My confidence in my job security and general programming abilities has skyrocketed after visiting this thread
That is totally a non-trivial problem, which requires a lot more conception before it can be solved. Even for English, this is not well defined: Does “don’t” consist of one or two words? Should “www.google.com” be split into three parts? Etc.
And don’t let me start with other languages: In French, “qu’est-ce que” is one word (what). In the German sentence “Ruf mich an.”, the “Ruf an” is one word (call) while mich is another word (me). In Chinese, you usually don’t even have spaces between words.
If I got that feature request in a ticket, I’d send it back to conception. If you asked me this question in an interview, I’d ask if you wanted a programmer, a requirements analysis, or a linguist and why you invite people for a job interview if you don’t even know what role you are hiring for.
Most candidates don’t realize that. And when I say they split by single space I mean
split(' ')
. Not evensplit(/\s+/)
.Yes, asking those questions is definitely what you should be doing when tackling a problem like this.
If I got it, I’d work together with the product team to figure out what we want and what’s best for the users.
That would be useful too. Personality, attitude, and ability to work with others in a team are also factors we look at, so your answer would tell me to look elsewhere.
But to answer that question, I’m definitely not looking for someone who just executes on very clear requirements, that’s a junior dev. It’s what you do when faced with ambiguity that matters. I don’t need the human chatGPT.

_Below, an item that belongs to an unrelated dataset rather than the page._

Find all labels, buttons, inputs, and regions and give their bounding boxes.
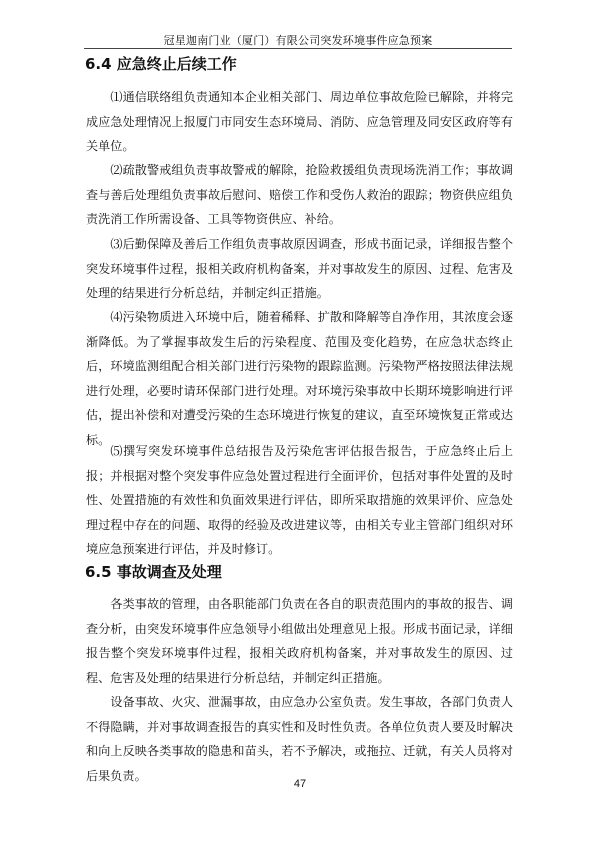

Also, I’m not looking for someone perfectly solving that problem, because it doesn’t even have a single clear solution. It’s the process of arriving to a solution that matters. What questions do you ask? Which edge cases did you consider and which ones did you miss? How do you iterate on your solution and debug issues you run into on the way? And so on
They’re both parts of the verb anrufen but I’ve never heard someone say they’re still a single word when there’s a space (or more) inbetween
There is no single definition, for what a word is, which is exactly my point. Some linguists even argue that “word” is inherently undefinable and refuse to use it as a category.
One common (but still ambiguous) definition is though, that a word is the smallest unit in a language that can stand on its own and conveys a meaning. By that definition, “Ruf … an” is one word, as “an” is not a word by itself. It might not be too obvious, as “an” can also be a word by itself , just not in this context. Another example, where it’s more obvious, is “innehalten”. “Inne” is not a word, it has no meaning by itself, it cannot be used on its own, so in the sentence “halte kurz inne”, “halte inne” is one word. Another example would be “Stelle etwas dar”, where “dar” is obviously not a word by itself.
Fun fact: Verb literally means word in Latin, so saying they are the part of the same verb, but not the same word is kind of an oximoron.